Claire Carny and her two robot bath time pals
Butterfly-shaped soaps are so passé.
Or so that’s what Claire Carny, 25, thought when she came up with the idea for South Side Soaps, her NDG home-based bath and beauty business.
Now she’s a one-woman machine (with some help from her four-year-old son), pumping out tattoo balms, aftershave kits, lube and, of course, adorable little soaps shaped like guns and brains (and owls and robots, for the record).
“If you go and find [conventional] bath products, they’re all cutesy kinda things, and i’m not a cutesy kinda girl,” Carny says.
Completely self-taught in the fine art of promoting cleanliness, she began her company in June 2011 by producing a tattoo aftercare soap that’s dye- and fragrance-free.

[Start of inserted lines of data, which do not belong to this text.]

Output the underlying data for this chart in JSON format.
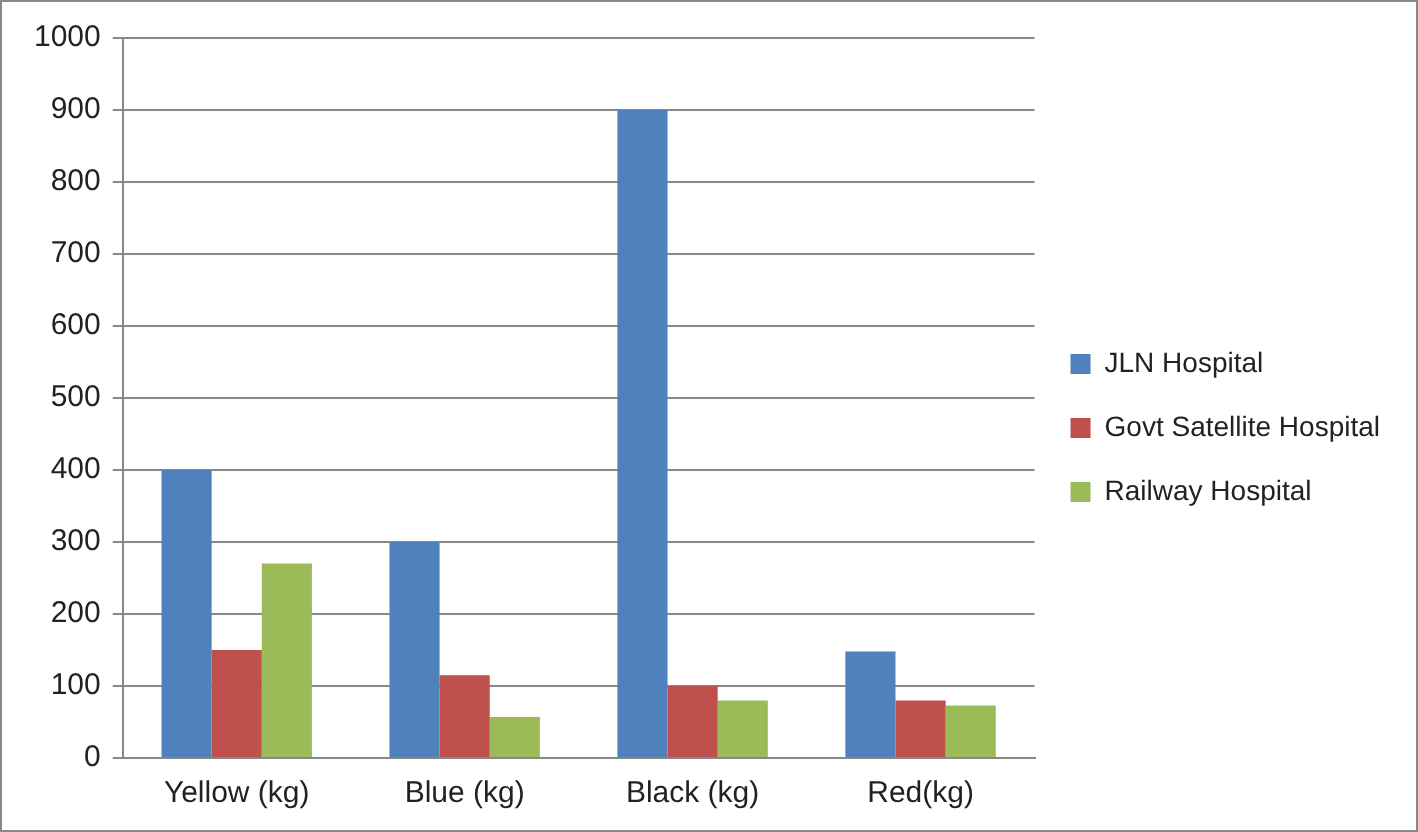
{
  "chart_data": {
    "type": "bar",
    "categories": [
      "Yellow (kg)",
      "Blue (kg)",
      "Black (kg)",
      "Red(kg)"
    ],
    "series": [
      {
        "name": "JLN Hospital",
        "color": "#4f81bd",
        "values": [
          400,
          300,
          900,
          148
        ]
      },
      {
        "name": "Govt Satellite Hospital",
        "color": "#c0504d",
        "values": [
          150,
          115,
          100,
          80
        ]
      },
      {
        "name": "Railway Hospital",
        "color": "#9bbb59",
        "values": [
          270,
          57,
          80,
          73
        ]
      }
    ],
    "ylim": [
      0,
      1000
    ],
    "yticks": [
      0,
      100,
      200,
      300,
      400,
      500,
      600,
      700,
      800,
      900,
      1000
    ],
    "grid": "y",
    "legend": "right"
  }
}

Like all her products, it’s certified cruelty-free, and also contains Moroccan argan oil and super-concentrated levels of vitamins A and E to help with healing, scarring, inflammation and even pain to a certain extent.
“Usually my tattoos take two weeks to heal. They take three or four days now,” Carny says.
The Concordia women’s studies student has always been attracted to the underground, and finds a lot of inspiration in tattoo culture, musical subcultures, sci-fi and more. She’s been experimenting with putting designs in glycerin soap, like Sailor Jerry tattoo flash and Frankenstein and his bride, all of which she sells through her Etsy shop and at craft fairs.
Many of her products are made from coconut and vegetable oils, beeswax (the lip balm) and, uh, booze. The men’s aftershave kit is made of vodka and Sailor Jerry rum and steeped with vanilla, bay leaves, orange peel and cloves.
“You think you’d smell like a boozehound, covered in rum, but it’s actually a very masculine smell. I sold out of it at the tattoo convention,” she says.
She’s also working on developing new products (bath bombs, shampoo and conditioner) she hopes to be able to sell next year, as well as expanding other areas of her collection, but admits it’s already difficult with the variety she currently offers.
“I already have a lot of products. Keeping up with all of them gets a little challenging because I’m one person doing everything,” she says.